Background: Under current law, Medicare is required to pay for certain ventilators under a “frequent and substantial servicing” payment methodology, with payment continuing as long as medical necessity is documented. Nearly 2 decades ago, CMS (then HCFA) sought to circumvent those statutory requirements by declaring that some ventilators are really not ventilators (as FDA classifications indicate) but are actually “respiratory assist devices.” The long-term impact of that unilateral policy decision has been ongoing chaos, as well as flawed coverage policies. For example, it is much more challenging for a physician to order a cheaper bi-level device than to order a ventilator for treatment of “respiratory failure.” As there are no limitations or qualifying criteria tied to “respiratory failure,” the community has responded with the path of least resistance while pleading with CMS to restructure their coverage policies to reflect the standards of care for home mechanical ventilation.

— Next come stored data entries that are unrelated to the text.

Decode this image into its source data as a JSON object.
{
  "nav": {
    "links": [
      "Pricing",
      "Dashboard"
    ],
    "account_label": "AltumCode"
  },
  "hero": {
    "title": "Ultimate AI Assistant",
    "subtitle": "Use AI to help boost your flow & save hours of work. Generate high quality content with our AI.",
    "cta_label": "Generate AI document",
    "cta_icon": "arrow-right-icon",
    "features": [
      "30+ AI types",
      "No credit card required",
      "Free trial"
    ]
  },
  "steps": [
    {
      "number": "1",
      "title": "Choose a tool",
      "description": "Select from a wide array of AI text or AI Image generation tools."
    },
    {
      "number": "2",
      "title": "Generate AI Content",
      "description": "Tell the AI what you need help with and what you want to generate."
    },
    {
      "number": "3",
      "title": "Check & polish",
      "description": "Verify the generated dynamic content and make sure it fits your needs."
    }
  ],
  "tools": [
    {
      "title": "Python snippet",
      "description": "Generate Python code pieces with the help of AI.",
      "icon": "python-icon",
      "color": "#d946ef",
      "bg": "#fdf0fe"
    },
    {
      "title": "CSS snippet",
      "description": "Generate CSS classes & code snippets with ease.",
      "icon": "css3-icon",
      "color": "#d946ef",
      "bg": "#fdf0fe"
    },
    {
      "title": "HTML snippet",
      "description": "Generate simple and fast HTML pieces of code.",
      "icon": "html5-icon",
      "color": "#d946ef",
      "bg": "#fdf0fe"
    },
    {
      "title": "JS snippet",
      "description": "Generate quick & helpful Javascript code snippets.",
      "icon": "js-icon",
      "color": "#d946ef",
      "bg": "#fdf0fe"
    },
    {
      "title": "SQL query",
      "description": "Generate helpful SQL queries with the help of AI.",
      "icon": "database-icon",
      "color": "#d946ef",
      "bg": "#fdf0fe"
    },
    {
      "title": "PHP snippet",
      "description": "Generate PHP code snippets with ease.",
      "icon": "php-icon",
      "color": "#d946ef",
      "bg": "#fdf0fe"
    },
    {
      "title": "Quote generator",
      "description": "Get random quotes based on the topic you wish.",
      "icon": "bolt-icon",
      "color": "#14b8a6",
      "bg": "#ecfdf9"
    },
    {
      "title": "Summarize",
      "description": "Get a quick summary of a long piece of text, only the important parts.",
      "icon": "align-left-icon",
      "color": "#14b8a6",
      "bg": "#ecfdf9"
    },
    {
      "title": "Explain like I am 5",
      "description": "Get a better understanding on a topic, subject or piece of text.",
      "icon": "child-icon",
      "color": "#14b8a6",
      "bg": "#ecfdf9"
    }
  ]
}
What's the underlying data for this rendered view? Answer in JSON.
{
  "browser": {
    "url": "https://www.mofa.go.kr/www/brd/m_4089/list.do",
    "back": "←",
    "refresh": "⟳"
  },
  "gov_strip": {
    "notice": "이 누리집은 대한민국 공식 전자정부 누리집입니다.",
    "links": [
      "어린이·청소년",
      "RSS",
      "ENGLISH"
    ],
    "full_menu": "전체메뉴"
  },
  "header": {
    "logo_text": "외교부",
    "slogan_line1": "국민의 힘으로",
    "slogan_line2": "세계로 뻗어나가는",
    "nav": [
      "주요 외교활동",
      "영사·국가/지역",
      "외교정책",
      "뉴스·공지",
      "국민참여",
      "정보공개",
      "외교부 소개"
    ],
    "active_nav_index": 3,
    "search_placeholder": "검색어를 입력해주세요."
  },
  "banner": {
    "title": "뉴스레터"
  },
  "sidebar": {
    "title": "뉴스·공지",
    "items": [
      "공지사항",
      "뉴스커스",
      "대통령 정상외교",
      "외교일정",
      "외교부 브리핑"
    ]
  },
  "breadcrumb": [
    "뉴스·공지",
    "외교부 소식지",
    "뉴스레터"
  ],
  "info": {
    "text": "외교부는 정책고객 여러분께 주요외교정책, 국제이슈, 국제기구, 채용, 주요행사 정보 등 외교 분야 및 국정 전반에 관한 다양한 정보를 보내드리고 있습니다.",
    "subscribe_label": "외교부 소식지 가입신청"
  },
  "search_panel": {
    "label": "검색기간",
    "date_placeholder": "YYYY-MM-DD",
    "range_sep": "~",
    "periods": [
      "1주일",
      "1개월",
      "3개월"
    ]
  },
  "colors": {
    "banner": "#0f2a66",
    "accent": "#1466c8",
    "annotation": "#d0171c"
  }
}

Since 2014, the community has repeatedly tried to convince CMS of the importance, and cost savings, associated with such a revamp, to no avail. Given 5 years of well documented efforts, it is likely that the only genuine solution will be a legislative one that forces CMS to behave in certain ways.

The challenges: There are complicating variables that the clinical community will need to address:

1. If the term “ventilator” is included in any legislative effort, CMS could expand its infamous concept “just because FDA calls a device a ventilator doesn’t make it one.” Using particular CPT or HCPCS codes would open the door for CMS to simply change coding to circumvent legislative intent.

2. If a legislative effort receives serious support, it ought to include specific guidance to CMS to force it to change its coverage policies for home mechanical ventilation to reflect standards of care and state-of-the-art devices.

For example, because devices are designed today to serve a wide range of respiratory issues, one device may be used to provide critical life support for an ALS patient, while that same device could also be used to provide nocturnal or intermittent support for other neuromuscular or COPD patients. Because the durable medical equipment benefit is focused on devices, CMS’ move to change to focus from a device to a patient is questionable.

3. Forcing CMS to move in a particular direction regarding coverage and device usage must be flexible enough to allow for technological and medical innovations; after all, no one wants to recommend legislative policies that would have to be revisited to address potential/likely advances in this field.

Broad strategies: While the durable medical equipment community is also challenging this proposal, they agreed that the medical and patient communities should take the lead. And, in principle, we agree. But implementation of that effort is a bit of a challenge as it requires a significant grassroots effort from concerned physicians, as well as patient groups to contact their legislators in Congress. After all, the worst case scenario is for a Senator to say, “How come I haven’t heard from any constituents about this problem if it is as bad as you say it is?” That is a fair and common refrain, and we must be prepared to engage the broad physician and patient communities to ensure success in this effort.

Once there is formal introduction of a proposal to move this matter forward, there will be outreach to physicians and respiratory therapists across the country to urge support of the legislation. Keep watching for such requests for action!